Fatih neden Patrikhane kurdu
Pazar Sohbeti
11 Eylül 2022
0:00
0:00
anahtar kelimeler
metin
Fatih Sultan Mehmet neden Ermenileri İstanbul’a getirip patrikhane kurdurdu?
İlk akla gelen cevap basittir. Çağlar boyunca her imparatorluğun temel yönetim ilkesidir, böl ve yönet. Sen İstanbul’u fethettiğin anda, imparatorluk nüfusunun yarıdan bir hayli fazlasını oluşturan bir Ortodoks dünyasının sahibi haline geldin. Rusya hariç bütün Ortodoks dünyası kadim zamandan beri İstanbul’dan yönetilmiş. Ortodoks dünyası demek zaten İstanbul’dan yönetilen Hristiyan dünyası demek. İstanbul’u ele geçirince mecbursun bu Ortodoksların iç politikalarını yönlendirecek bir patrikhane oluşturmaya. Nitekim İstanbul’un fethinden kısa bir süre sonra Fatih, Rum Patrikhanesini yeniden canlandırdı ve hukuki statüsünü tanımladı.
Bunu yaptığınnda bin yıllık geçmişi olan, emperyal gelenekleri olan, imparatorluğun başkentini paylaşan ve imparatorluğun nüfusunun yarıdan fazlasına hükmeden bir kurum kurmuş oldu. Yalnız Rumlara değil, Sırplara, Bulgarlara, Arnavutların yarısına hakim olan bir yapı kuruyorsun. Bunu dengelemen lazım. İmparatorluğun öbür Hristiyanları, yani Anadolu’nun ve Doğu’nun Hristiyanları, bu patrikhaneden nefret ediyor. Onu düşman olarak görüyor. Onları da çağırıp, koltuğunun altına alıp, pohpohlayıp, bak onların patriği var, alın size de bir tane patrik verdim demesi normal değil mi?

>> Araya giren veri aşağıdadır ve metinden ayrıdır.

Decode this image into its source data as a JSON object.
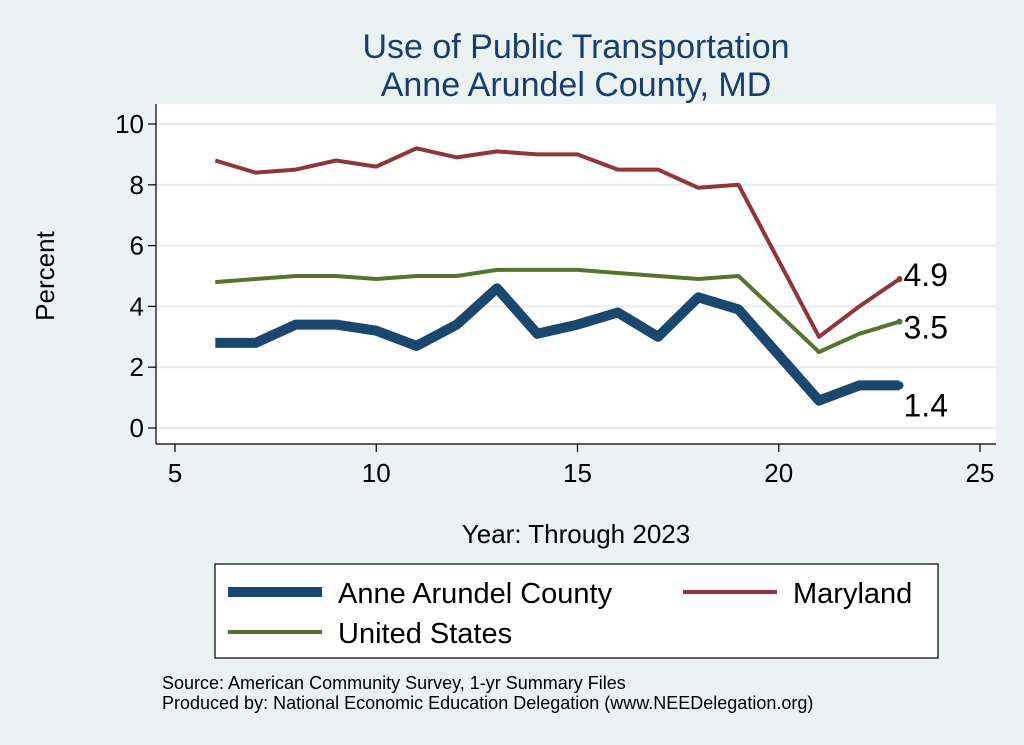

İşin ayrıntısına baktığınızda başka bir boyut daha öne çıkıyor. Tam o esnada Akkoyunlular, Osmanlı’ya karşı bir imparatorluk politikası güdüyorlar. Batı İran ile birlikte Erzurum’u, Ahlat’ı, Diyarbekir’i, yani eski Ermeni topraklarının neredeyse tümünü kapsayan bir egemenlik alanı kurmuşlar. Ve en önemlisi, 1444 yılında, 400 yıldan beri parçalanmış olan Ermeni Gatoğigosluğunu, yani Ermeni Kilisesinin ruhani liderliğini, Erivan’a yakın Eçmiadzin kentinde ihya etmişler. Bir başka deyimle, Batıdaki bir iki muhalif unsur hariç, Ermeni Kilisesi Akkoyunlu’nun koruması altında birleşmiş. Osmanlı’nın Rum kozuna karşı, Akkoyunlu da Ermeni kozunu sürmüş sahaya. Koza koz basmak gerekiyor. O yüzden 1461 yılında Hovagim’i İstanbul’a çağırıp bir Ermeni patrikliği tesis ettirdi Fatih Sultan Mehmet.
O tarihte Osmanlı topraklarında kayda değer bir Ermeni nüfusu var mıydı? İstanbul’da çok fazla olmaması lazım. İstanbul’un Ermeni cemaati 1480’den sonra Kefelilerle başlar, asıl 1600’den sonra doğudan gelen kitlesel göçle büyür. Ama mesela Bursa’da varmış Ermeni cemaati ki, Peder Hovagim Bursa Ermeni cemaatinin ruhani reisi imiş. Sanırım Amasya ve Tokat’ta kayda değer Ermeni topluluğu var o tarihte. Bir de tabii Sivas nüfusunun büyük bölümü Ermeni. Bunlar 1461 itibariyle Osmanlı toprağı olan yerler. Ermenilerin o tarihte büyük çoğunluğunun yaşadığı Doğu illeri ile Adana henüz Osmanlı’ya ait değil. İstanbul Patrikhanesi’nin kuruluşunu izleyen elli yılda Osmanlı egemenliğine girecekler.